Seedlings of the two investigated crop species (maize and rice) grew poorly at the highest concentrations of fleagrass extract, but they still germinated. At high extract concentrations, seedlings grow poorly, and most of the nutrients are still stored in the seeds, so the fresh weight of the seedlings is reduced as the extract concentration is increased. However, the crop dry weight showed an upward trend with increasing extract concentrations. Similar results are also reported in other studies, for instance, Galium aparine L. aqueous extracts were reported to promote the seedling growth of maize [37].

Taken together, these results indicated remarkable species-specific sensitivity of seed germination and seedling growth to fleagrass extract treatment. Crops are more tolerant than weeds to fleagrass aqueous extract. Under the same concentration level of fleagrass extracts, there is a slight promotion of growth in crops, while there is significant inhibition of growth in weeds. As other studies have reported, allelopathic effects can vary from species to species [35,38].

In particular, the extract concentration of 25 g/L can be defined as the optimal concentration, since it is able to inhibit the seed germination and seedling growth of weeds with weak side effects on crops, or even stimulate germination and growth in the case of maize. These phenomena are similar to the allelopathic effects documented for Artemisia vulgaris extracts on potato and maize cultivation [39,40].

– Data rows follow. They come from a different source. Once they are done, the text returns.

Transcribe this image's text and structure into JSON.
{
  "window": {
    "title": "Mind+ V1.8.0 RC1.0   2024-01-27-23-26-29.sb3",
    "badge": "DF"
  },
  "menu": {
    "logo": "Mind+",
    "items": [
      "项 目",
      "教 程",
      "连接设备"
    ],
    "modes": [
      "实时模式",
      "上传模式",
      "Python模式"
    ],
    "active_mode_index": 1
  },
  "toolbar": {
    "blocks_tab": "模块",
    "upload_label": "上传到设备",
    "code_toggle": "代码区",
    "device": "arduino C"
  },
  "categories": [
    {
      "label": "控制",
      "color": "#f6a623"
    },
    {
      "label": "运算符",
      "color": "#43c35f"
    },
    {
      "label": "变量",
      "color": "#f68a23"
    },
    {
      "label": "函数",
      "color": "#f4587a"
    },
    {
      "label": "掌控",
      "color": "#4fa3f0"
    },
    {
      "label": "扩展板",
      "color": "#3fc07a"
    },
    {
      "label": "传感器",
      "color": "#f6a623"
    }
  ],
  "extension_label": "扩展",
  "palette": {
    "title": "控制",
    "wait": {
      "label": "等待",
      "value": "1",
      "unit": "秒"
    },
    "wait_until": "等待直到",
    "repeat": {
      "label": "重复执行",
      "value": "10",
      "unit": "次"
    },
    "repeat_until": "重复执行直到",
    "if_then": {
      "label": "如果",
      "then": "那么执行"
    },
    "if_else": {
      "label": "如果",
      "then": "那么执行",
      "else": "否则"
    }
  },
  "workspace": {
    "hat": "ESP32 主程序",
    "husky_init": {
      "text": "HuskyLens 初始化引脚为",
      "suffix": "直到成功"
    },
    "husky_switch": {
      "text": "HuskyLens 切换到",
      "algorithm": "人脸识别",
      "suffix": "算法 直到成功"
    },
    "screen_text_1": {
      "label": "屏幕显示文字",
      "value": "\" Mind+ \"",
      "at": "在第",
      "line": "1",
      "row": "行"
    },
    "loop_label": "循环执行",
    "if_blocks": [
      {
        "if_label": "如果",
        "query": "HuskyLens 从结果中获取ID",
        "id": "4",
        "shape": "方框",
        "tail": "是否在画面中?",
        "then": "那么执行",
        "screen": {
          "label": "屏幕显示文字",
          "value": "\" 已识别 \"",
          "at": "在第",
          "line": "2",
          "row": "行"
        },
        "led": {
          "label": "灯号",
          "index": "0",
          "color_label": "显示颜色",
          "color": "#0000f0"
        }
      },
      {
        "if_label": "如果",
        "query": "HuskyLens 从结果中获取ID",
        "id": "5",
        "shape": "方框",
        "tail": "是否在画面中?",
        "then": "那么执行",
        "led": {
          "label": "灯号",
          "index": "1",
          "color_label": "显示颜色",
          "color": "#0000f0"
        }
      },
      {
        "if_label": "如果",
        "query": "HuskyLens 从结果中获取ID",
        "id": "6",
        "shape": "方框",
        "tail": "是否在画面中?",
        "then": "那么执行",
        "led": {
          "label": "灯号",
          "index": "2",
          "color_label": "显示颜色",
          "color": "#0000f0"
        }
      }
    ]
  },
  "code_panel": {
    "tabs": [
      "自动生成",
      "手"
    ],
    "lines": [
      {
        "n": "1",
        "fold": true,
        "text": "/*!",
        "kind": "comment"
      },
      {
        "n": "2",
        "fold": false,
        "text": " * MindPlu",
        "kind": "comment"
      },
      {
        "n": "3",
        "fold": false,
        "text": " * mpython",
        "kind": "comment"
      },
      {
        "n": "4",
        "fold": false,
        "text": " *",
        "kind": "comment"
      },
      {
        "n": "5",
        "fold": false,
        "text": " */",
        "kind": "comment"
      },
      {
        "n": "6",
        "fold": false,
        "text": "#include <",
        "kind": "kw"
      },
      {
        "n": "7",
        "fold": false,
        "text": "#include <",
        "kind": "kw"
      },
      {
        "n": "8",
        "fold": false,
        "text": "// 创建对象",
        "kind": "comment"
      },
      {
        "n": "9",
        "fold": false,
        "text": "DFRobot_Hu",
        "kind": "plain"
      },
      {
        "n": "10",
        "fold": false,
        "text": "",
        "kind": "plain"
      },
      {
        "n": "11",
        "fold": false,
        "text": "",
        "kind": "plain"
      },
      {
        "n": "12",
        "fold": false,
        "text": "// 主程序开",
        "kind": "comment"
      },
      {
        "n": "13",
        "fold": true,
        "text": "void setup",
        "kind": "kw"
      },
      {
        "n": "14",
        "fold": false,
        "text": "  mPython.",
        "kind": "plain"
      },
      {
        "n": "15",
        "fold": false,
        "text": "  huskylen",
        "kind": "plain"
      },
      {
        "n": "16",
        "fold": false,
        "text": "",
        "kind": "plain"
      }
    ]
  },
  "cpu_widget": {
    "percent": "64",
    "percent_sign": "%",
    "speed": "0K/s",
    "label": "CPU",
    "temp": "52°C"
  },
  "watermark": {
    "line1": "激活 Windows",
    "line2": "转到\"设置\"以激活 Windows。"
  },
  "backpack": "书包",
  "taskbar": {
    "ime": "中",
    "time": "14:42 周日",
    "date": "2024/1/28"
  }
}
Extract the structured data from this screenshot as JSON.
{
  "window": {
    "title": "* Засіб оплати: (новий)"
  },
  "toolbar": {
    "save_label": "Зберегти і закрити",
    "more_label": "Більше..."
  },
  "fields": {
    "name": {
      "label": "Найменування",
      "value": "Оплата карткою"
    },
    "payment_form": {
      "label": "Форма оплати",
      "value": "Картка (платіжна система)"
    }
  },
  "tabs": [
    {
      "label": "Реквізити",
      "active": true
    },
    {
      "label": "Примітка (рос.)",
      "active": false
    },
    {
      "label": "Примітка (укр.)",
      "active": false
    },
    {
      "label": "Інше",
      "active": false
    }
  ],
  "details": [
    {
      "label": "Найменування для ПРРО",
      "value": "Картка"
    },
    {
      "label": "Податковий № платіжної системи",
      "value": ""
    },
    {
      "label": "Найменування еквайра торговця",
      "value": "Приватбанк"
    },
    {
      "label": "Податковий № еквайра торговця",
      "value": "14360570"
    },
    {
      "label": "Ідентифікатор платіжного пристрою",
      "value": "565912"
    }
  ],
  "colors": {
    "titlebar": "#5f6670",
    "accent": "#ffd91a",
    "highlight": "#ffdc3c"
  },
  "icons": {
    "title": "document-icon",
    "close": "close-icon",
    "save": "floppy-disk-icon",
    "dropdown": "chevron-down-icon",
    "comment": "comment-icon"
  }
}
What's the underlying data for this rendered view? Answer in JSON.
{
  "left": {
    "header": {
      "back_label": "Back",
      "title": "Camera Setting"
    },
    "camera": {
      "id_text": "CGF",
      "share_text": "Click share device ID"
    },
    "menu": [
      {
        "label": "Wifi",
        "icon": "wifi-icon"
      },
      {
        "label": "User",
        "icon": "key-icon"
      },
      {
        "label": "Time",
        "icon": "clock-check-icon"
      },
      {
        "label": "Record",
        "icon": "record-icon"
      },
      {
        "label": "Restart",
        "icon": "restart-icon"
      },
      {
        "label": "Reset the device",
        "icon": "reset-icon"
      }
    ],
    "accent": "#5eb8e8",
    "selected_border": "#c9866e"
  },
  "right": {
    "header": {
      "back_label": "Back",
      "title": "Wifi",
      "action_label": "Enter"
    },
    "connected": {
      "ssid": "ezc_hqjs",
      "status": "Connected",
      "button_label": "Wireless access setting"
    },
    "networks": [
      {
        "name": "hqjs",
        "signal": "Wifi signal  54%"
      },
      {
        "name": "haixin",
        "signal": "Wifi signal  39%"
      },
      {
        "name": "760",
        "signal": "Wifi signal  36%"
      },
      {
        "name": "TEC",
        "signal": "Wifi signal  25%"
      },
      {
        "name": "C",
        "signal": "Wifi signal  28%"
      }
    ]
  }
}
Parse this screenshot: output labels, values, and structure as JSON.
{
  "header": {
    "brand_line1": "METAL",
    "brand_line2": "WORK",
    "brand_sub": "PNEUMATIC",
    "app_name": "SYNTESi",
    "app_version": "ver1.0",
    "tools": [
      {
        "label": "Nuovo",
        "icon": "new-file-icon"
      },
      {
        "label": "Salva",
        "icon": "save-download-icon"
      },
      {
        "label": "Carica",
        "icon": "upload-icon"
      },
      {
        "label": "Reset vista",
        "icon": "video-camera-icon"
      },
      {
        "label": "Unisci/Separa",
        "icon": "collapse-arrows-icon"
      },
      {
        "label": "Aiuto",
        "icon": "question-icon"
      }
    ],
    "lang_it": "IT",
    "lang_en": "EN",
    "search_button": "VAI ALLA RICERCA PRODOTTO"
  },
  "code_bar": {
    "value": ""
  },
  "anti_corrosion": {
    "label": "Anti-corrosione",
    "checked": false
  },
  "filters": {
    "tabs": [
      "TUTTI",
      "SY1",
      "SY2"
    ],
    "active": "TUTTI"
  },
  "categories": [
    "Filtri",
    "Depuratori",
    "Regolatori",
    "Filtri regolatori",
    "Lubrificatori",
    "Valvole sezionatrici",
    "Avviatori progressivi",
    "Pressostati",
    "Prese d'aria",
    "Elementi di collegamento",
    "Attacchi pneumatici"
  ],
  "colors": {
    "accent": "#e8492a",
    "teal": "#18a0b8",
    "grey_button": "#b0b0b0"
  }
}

3.4. Allelopathy Synthesis Effect

The allelopathy synthesis effect was obtained for each target plant by combining the RI values of seed germination, germination index, shoot height, root length, fresh weight, and dry weight. As shown in Figure 3, the lowest concentration of fleagrass extract (5 g/L) had a promoting effect on Z. mays, B. pilosa, and P. thunbergii. In maize, all concentrations of fleagrass extract, except for the highest of 100 g/L, had a significant promoting effect on seed germination and seedling growth. The germination and growth of the other four target plants were inhibited by fleagrass extracts in a dose-dependent manner. The response order of the allelopathic sensitivity of target plants to aqueous extracts of fleagrass is B. japonicus > B. pilosa > P. thunbergii > O. sativa > Z. mays.

Analysis of the allelopathy synthesis effect of fleagrass aqueous extracts showed that their phytotoxic activity on weeds was greater than that on crops and showed species specificity. Allelopathy is a process by which phytotoxic substances (allelochemicals) are produced and released by microorganisms or from the roots, leaves, flowers, stems, or seeds of plants. These chemicals have an impact on the coexistent species and can therefore play an important role in agroecosystems [11,17,18]. Currently, allelopathy is an important tool in the sustainable management of weeds, and these plants can be used to cover or smother weeds, or can be grown as companion crops, and allelochemicals can also be applied directly as natural herbs and pesticides [11,41,42]. Allelopathy can be a useful tool in weed control that neither harms the environment nor increases weed management costs [1]. Allelopathic weed control can be implemented by growing allelopathic crop cultivars, intercropping with allelopathic weed suppressing plants, growing allelopathic cover crops, applying allelopathic plant residues, and including allelopathic crops in rotation [1]. Fleagrass is rich in phenolic acids and terpenoids, which manifest as allelochemicals in crops, such as sorghum [43,44,45,46], brassicas [47,48,49], and rice [50,51,52,53], as well as in sunflower [54], mugwort [40,55], and red clover [56]. From a practical application point of view, intercropping fleagrass with crops is an alternative tool for weed management, although field experiments are needed to verify whether fleagrass influences the yield and quality of primary crops when used in intercropping.

4. Conclusions

This study reveals that fleagrass has allelopathic potential for the seed germination and seedling growth of weeds. Moreover, we found that crops were only slightly affected by fleagrass extracts, with a slight promotional effect observed on maize. Future research should be performed in the field to further unravel more details about the ecological role and significance of fleagrass applied in intercropping systems for weed control in addition to determining the effects on crops.